Funziona ancora “Studia se vuoi costruirti un futuro”? Come la mettiamo con la dirompente dispersione scolastica?

«Funziona come prospettiva individuale, non come strategia di sistema. Se un ragazzo studia aumenta le sue opportunità di vivere meglio, ma la politica a questa regola non crede. Statisticamente, per quanto riguarda la possibilità di trovare un lavoro, per i nostri figli non fa una grande differenza essere in possesso di diploma o di laurea. Né in termini di opportunità né in termini di retribuzione. C’è poco da stupirsi se più di qualcuno si lascia prendere dallo sconforto: nel 2019 l’Italia ha registrato la più alta percentuale di Neet, giovani che non studiano, non lavorano e non sono in un percorso di formazione. Ma affrontare il tema dello studio solo rapportandolo agli effetti che ha sul mercato del lavoro rischia di farci dimenticare che il valore più profondo della scuola è quello di essere il sole e la luna di pianeti individuali, la bussola di vite che senza di lei, probabilmente, si perderebbero. L’educazione è l’unico modo che ragazze e ragazzi hanno di gestire il cambiamento e l’incertezza nei loro percorsi di vita».

Un Paese di vecchi, Italia di nonni e genitori, non di nipoti e pargoli. Nel libro si legge un comandamento laico: prepariamo i nostri figli a fare a meno di noi.

«Sono convinto che un padre debba preparare il terreno alla propria uscita di scena. Prepararlo in modo che i figli, potendo, abbiano più strumenti di quelli che ebbe lui per affrontare la vita. O se ne avranno di meno, che almeno abbiano più fantasia, maggior cultura e maggiore capacità di arrangiarsi e organizzarsi. Dare una direzione, o molte, alla vita di chi verrà dopo di noi con gli insegnamenti, le emozioni, i pensieri, i comportamenti, gli scritti, le immagini. Forse il senso della paternità è proprio quello di insegnare con l’esempio come, nell'inadeguatezza, si diventa uomini e donne».

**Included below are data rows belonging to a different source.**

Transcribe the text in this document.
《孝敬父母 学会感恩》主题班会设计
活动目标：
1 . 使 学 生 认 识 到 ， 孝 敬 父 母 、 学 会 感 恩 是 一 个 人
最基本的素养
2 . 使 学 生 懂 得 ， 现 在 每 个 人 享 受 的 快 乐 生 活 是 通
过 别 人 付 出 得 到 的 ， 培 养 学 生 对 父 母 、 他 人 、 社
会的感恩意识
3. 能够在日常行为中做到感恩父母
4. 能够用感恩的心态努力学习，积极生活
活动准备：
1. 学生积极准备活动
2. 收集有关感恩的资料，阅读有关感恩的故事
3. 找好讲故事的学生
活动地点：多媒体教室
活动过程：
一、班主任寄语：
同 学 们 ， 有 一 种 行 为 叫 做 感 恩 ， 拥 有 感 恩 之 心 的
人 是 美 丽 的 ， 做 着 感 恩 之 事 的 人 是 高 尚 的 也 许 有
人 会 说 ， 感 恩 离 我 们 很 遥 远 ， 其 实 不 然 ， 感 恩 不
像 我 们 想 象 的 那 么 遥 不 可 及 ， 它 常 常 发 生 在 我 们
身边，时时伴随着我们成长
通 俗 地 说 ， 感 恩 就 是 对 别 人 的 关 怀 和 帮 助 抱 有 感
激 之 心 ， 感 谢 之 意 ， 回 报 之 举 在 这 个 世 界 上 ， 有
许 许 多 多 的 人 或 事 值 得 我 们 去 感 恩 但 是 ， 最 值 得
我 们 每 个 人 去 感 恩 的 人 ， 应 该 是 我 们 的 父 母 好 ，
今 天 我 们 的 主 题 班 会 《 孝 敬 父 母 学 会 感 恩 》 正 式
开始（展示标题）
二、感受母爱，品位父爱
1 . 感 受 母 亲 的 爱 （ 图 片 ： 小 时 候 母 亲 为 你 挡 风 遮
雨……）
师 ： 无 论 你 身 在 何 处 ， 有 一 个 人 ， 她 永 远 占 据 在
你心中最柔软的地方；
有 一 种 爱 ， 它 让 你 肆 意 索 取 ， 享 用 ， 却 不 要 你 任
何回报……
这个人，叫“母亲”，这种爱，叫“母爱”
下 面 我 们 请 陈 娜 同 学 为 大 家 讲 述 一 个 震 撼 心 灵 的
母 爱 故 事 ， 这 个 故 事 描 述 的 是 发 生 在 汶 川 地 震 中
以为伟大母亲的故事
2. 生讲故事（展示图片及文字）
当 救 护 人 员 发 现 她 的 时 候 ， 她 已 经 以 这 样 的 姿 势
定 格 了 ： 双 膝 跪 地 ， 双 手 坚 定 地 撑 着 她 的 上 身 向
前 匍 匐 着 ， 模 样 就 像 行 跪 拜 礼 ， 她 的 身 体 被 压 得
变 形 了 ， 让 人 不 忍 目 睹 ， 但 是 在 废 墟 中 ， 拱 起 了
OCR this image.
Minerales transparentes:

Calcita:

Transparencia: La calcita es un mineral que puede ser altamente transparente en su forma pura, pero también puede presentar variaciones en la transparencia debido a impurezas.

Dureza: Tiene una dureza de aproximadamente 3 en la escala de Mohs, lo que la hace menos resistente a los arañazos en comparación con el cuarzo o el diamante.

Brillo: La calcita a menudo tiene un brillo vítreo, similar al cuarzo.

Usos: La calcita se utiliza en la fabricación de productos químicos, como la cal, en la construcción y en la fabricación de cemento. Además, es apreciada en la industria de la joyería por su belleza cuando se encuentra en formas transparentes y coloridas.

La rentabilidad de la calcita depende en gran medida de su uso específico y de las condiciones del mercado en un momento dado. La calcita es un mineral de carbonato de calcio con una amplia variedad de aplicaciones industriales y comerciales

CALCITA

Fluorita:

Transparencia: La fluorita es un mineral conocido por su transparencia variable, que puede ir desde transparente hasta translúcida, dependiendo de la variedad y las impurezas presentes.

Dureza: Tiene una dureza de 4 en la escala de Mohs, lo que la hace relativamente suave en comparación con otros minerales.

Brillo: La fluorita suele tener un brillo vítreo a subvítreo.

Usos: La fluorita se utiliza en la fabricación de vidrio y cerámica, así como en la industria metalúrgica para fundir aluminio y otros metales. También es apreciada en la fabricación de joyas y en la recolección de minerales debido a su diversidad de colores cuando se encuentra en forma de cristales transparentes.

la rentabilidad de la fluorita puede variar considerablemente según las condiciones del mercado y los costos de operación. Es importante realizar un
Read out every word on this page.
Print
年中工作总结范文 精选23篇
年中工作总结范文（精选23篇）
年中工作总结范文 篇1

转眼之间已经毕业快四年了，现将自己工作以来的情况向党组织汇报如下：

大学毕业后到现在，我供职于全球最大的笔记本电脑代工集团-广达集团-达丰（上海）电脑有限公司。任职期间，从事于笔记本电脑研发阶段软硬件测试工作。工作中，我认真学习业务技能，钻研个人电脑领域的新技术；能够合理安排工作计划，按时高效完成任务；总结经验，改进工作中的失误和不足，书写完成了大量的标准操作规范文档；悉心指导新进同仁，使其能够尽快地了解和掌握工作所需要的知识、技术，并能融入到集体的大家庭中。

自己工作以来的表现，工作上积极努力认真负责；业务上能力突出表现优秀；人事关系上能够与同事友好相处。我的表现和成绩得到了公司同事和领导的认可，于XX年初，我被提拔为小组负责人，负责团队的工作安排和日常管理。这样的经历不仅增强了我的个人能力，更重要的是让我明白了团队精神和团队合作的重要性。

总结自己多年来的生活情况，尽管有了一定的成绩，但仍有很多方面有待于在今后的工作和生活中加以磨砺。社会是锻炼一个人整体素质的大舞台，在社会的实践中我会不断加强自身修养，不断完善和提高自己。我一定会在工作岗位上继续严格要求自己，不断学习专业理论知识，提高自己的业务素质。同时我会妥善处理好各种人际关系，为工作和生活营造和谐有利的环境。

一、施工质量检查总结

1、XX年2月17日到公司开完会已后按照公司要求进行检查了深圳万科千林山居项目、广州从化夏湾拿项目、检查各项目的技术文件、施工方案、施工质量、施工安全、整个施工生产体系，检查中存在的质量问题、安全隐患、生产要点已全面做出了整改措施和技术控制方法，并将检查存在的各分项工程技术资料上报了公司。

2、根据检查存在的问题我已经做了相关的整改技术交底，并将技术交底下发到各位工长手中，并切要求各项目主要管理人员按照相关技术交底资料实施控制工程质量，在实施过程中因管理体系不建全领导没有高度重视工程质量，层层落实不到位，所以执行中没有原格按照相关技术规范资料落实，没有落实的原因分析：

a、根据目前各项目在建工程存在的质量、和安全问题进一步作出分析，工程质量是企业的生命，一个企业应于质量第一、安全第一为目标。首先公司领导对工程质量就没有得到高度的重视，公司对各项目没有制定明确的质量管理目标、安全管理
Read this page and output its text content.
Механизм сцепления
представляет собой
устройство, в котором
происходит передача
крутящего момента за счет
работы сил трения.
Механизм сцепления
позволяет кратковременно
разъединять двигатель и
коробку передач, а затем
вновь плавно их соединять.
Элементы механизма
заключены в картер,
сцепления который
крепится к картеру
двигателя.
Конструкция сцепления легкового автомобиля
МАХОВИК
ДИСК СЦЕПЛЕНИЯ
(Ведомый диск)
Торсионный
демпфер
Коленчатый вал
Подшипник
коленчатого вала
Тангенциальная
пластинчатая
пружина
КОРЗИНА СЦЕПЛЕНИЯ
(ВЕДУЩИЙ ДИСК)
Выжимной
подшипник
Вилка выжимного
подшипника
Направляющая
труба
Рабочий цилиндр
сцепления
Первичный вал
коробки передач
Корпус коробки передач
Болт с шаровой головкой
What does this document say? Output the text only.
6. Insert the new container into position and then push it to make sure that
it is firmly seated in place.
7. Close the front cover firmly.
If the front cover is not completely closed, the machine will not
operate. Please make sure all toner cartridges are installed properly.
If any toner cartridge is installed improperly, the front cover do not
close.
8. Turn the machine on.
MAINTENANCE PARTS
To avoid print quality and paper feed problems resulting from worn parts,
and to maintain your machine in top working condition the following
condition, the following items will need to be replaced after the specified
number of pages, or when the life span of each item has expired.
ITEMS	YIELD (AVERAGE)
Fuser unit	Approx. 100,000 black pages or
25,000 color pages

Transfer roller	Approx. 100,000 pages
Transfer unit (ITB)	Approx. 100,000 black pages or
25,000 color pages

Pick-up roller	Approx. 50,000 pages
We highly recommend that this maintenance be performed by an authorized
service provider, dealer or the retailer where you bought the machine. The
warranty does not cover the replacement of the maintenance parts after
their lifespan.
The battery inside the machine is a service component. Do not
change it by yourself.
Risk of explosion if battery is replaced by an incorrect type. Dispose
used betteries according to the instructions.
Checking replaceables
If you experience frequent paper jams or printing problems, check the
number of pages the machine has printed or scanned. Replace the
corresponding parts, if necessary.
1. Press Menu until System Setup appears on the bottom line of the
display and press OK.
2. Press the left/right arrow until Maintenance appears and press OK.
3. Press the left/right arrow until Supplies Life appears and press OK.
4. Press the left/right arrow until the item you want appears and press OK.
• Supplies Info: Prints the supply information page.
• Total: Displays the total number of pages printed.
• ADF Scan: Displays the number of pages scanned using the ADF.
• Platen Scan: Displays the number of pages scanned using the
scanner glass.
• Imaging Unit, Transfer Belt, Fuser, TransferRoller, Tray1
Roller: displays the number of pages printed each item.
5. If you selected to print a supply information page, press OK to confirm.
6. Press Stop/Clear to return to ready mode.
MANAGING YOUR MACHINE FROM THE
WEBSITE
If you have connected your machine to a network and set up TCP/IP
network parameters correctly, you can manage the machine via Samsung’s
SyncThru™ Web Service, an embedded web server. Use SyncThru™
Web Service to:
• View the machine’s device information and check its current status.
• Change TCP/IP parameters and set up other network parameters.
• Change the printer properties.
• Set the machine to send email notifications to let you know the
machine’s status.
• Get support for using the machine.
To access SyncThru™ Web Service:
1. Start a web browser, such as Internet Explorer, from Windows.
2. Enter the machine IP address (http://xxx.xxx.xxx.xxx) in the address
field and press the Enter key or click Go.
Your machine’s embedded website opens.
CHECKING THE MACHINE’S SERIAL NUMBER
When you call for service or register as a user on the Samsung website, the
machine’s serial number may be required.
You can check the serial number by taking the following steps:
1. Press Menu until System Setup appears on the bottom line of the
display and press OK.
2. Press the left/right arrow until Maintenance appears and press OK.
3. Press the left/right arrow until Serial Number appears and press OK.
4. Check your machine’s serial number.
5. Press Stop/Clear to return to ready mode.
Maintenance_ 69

Ottimismo gramsciano della volontà. Come convincersi della frase che i giovani di oggi «peggio di noi non potranno fare»?

«Siamo un Paese di anziani, che vota politici che fanno gli interessi degli anziani, convinti che la soluzione a tutti i problemi sia incassare il massimo dei propri vantaggi immediati. Poi ci troviamo con ragazzi senza lavoro, senza assistenza, senza casa, senza possibilità di costruirsi una famiglia o un futuro. Li dobbiamo mantenere, ci rimettiamo sia noi che loro. Siamo ancora in tempo, però. Propongo un’alleanza: noi liberiamo qualche risorsa, loro si interessano alla cosa pubblica, magari prestandosi a un servizio civile obbligatorio che faccia conoscere loro l’importanza di assistere gli altri. Il libro propone una ricetta beneaugurante: “Informati il più possibile, parla con chiunque”».

La maggior parte dei politici è informata? Sa qual è il mondo esterno ai Palazzi?

«In alcuni casi sì, in altri no. Ma una cosa è sapere quali sono i problemi, altra è saperli risolvere. Per troppo tempo, a noi elettori, è bastato che il politico capisse quali fossero i nostri guai. Ma la politica non deve distribuire empatia, deve offrire soluzioni».